Furor comunero con sotana y sesenta años

El obispo Antonio de Acuña se unió a las Comunidades en Zamora, saqueó con violencia Tierra de Campos y terminó ahorcado en Simancas, en 1526

Jueves, 23 de abril 2020, 08:49

Imagínense la escena: un hombre de 62 años, empujando con todas sus fuerzas un enorme trillo, arengando a los campesinos y lanzándolo contra la puerta del castillo de Ampudia para derribarla. Añadan ahora que ese hombre, repito, de 62 años, idolatrado por la gente del común y temido por los poderosos, era obispo desde hacía 14 años y llevaba varios días incendiando Tierra de Campos con sus proclamas revolucionarias.

El 499 aniversario de la derrota de Villalar es buen día para recordar a uno de aquellos capitanes que con más fervor y violencia lucharon por la causa comunera. Se trata de Antonio Osorio de Acuña, más conocido como el obispo Acuña. Su biografía, detallada por autores como Alfonso M. Guilarte, Edward Cooper, José Castro y Joseph Pérez, contiene todos los ingredientes del líder de masas movido, en dosis casi iguales, por la ambición personal y el ardor revolucionario, por la decepción ante la llegada al trono de Carlos I y el deseo de poner cortapisas a su poder absoluto. Acuña, en efecto, ambicionó altos puestos en la Corte y en la Iglesia, se sumó por despecho a la causa comunera, sublevó a los campesinos contra sus señores, disputó el poder en Toledo a la mismísima María de Pacheco y murió ahorcado en la fortaleza de Simancas, no sin antes protagonizar una increíble peripecia para intentar escapar.

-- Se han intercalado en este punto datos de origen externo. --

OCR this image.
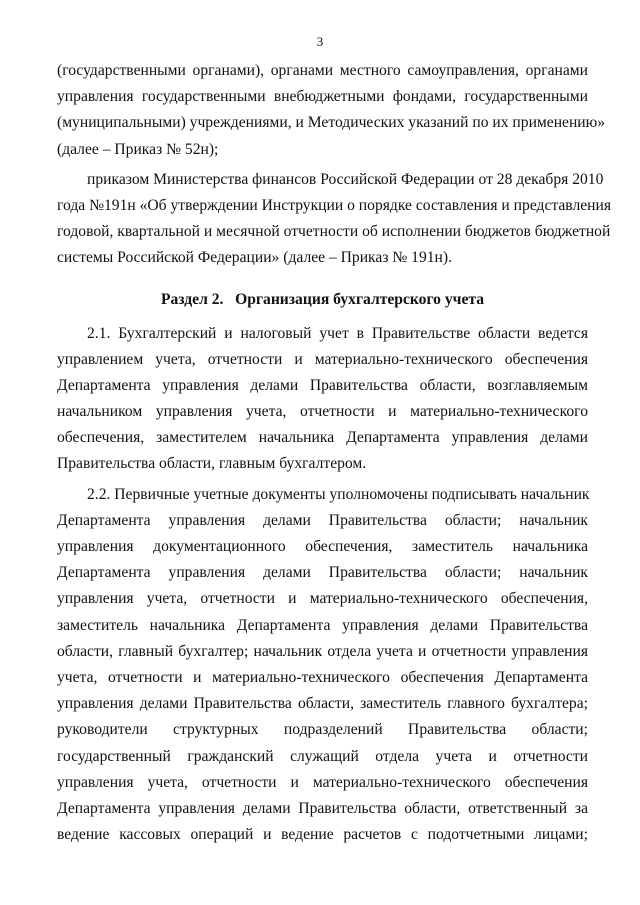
3
(государственными органами), органами местного самоуправления, органами
управления государственными внебюджетными фондами, государственными
(муниципальными) учреждениями, и Методических указаний по их применению»
(далее – Приказ № 52н);
приказом Министерства финансов Российской Федерации от 28 декабря 2010
года №191н «Об утверждении Инструкции о порядке составления и представления
годовой, квартальной и месячной отчетности об исполнении бюджетов бюджетной
системы Российской Федерации» (далее – Приказ № 191н).
Раздел 2.   Организация бухгалтерского учета
2.1. Бухгалтерский и налоговый учет в Правительстве области ведется
управлением учета, отчетности и материально-технического обеспечения
Департамента управления делами Правительства области, возглавляемым
начальником управления учета, отчетности и материально-технического
обеспечения, заместителем начальника Департамента управления делами
Правительства области, главным бухгалтером.
2.2. Первичные учетные документы уполномочены подписывать начальник
Департамента управления делами Правительства области; начальник
управления документационного обеспечения, заместитель начальника
Департамента управления делами Правительства области; начальник
управления учета, отчетности и материально-технического обеспечения,
заместитель начальника Департамента управления делами Правительства
области, главный бухгалтер; начальник отдела учета и отчетности управления
учета, отчетности и материально-технического обеспечения Департамента
управления делами Правительства области, заместитель главного бухгалтера;
руководители структурных подразделений Правительства области;
государственный гражданский служащий отдела учета и отчетности
управления учета, отчетности и материально-технического обеспечения
Департамента управления делами Правительства области, ответственный за
ведение кассовых операций и ведение расчетов с подотчетными лицами;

Vallisoletano nacido en 1459 (otras fuentes retrasan su nacimiento seis años), era hijo de Luis Osorio de Acuña, obispo de Segovia y luego de Burgos, y es posible que se formara en Palencia. Su carrera eclesiástica estuvo presidida por una clara ambición política. Fue miembro de la Orden de Calatrava, arcediano de Valpuesta y residió varios años en Roma. A la muerte de Isabel la Católica, en 1504, tomó partido por Felipe 'el Hermoso' en contra de Fernando de Aragón. Al año siguiente, aprovechando su nombramiento de embajador en Roma, gestionó con el papa Julio II la concesión del obispado de Zamora. Nada pudieron hacer para evitarlo el Consejo Real ni el mismísimo Fernando de Aragón, pues Acuña tomó posesión en 1507 por la fuerza: no solo frenó al alcalde de Corte, Rodrigo Ronquillo –su futuro 'ejecutor'- y a Fernando de Bobadilla, enviados para impedirlo, sino que llegó a quemar la casa donde se hospedaba el primero.

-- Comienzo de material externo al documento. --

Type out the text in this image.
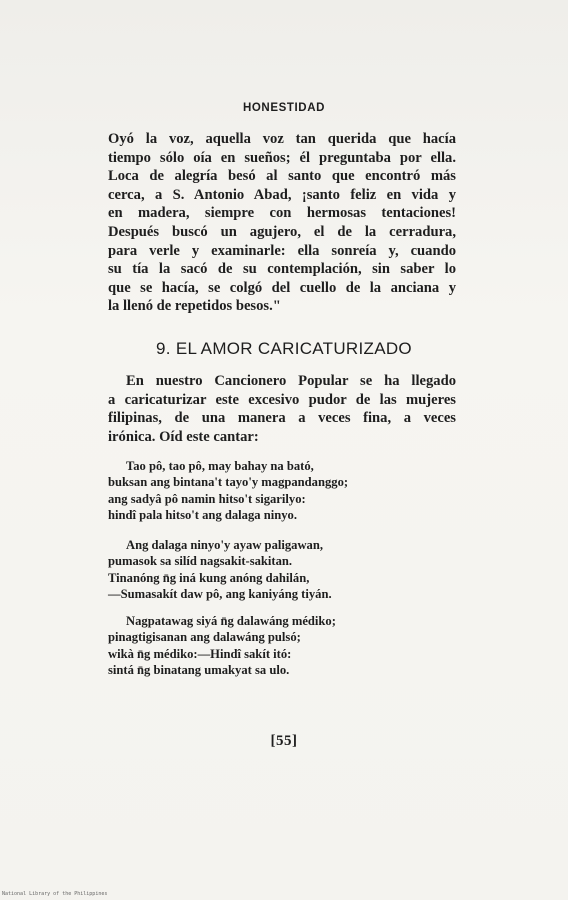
HONESTIDAD
Oyó la voz, aquella voz tan querida que hacía
tiempo sólo oía en sueños; él preguntaba por ella.
Loca de alegría besó al santo que encontró más
cerca, a S. Antonio Abad, ¡santo feliz en vida y
en madera, siempre con hermosas tentaciones!
Después buscó un agujero, el de la cerradura,
para verle y examinarle: ella sonreía y, cuando
su tía la sacó de su contemplación, sin saber lo
que se hacía, se colgó del cuello de la anciana y
la llenó de repetidos besos."
9. EL AMOR CARICATURIZADO
En nuestro Cancionero Popular se ha llegado
a caricaturizar este excesivo pudor de las mujeres
filipinas, de una manera a veces fina, a veces
irónica. Oíd este cantar:
Tao pô, tao pô, may bahay na bató,
buksan ang bintana't tayo'y magpandanggo;
ang sadyâ pô namin hitso't sigarilyo:
hindî pala hitso't ang dalaga ninyo.
Ang dalaga ninyo'y ayaw paligawan,
pumasok sa silíd nagsakit-sakitan.
Tinanóng n̄g iná kung anóng dahilán,
—Sumasakít daw pô, ang kaniyáng tiyán.
Nagpatawag siyá n̄g dalawáng médiko;
pinagtigisanan ang dalawáng pulsó;
wikà n̄g médiko:—Hindî sakít itó:
sintá n̄g binatang umakyat sa ulo.
[55]
National Library of the Philippines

Su inquina hacia Carlos I obedecería, según Joseph Pérez, a un doble desaire: no haberle nombrado embajador en Roma pese a sus peticiones, y no darle ocasión de posesionarse del cargo de comisario general de la Armada contra el turco, que habría de embarcar en Cartagena, para el que fue nombrado en enero de 1519. Acuña residía en Toro cuando, en el verano del año siguiente, comenzó la revolución comunera, que decidió liderar al tener noticia del incendio de Medina del Campo por parte de las tropas realistas: junto a Hernando de Porres saqueó la casa del regidor y expulsó al conde de Alba de Liste.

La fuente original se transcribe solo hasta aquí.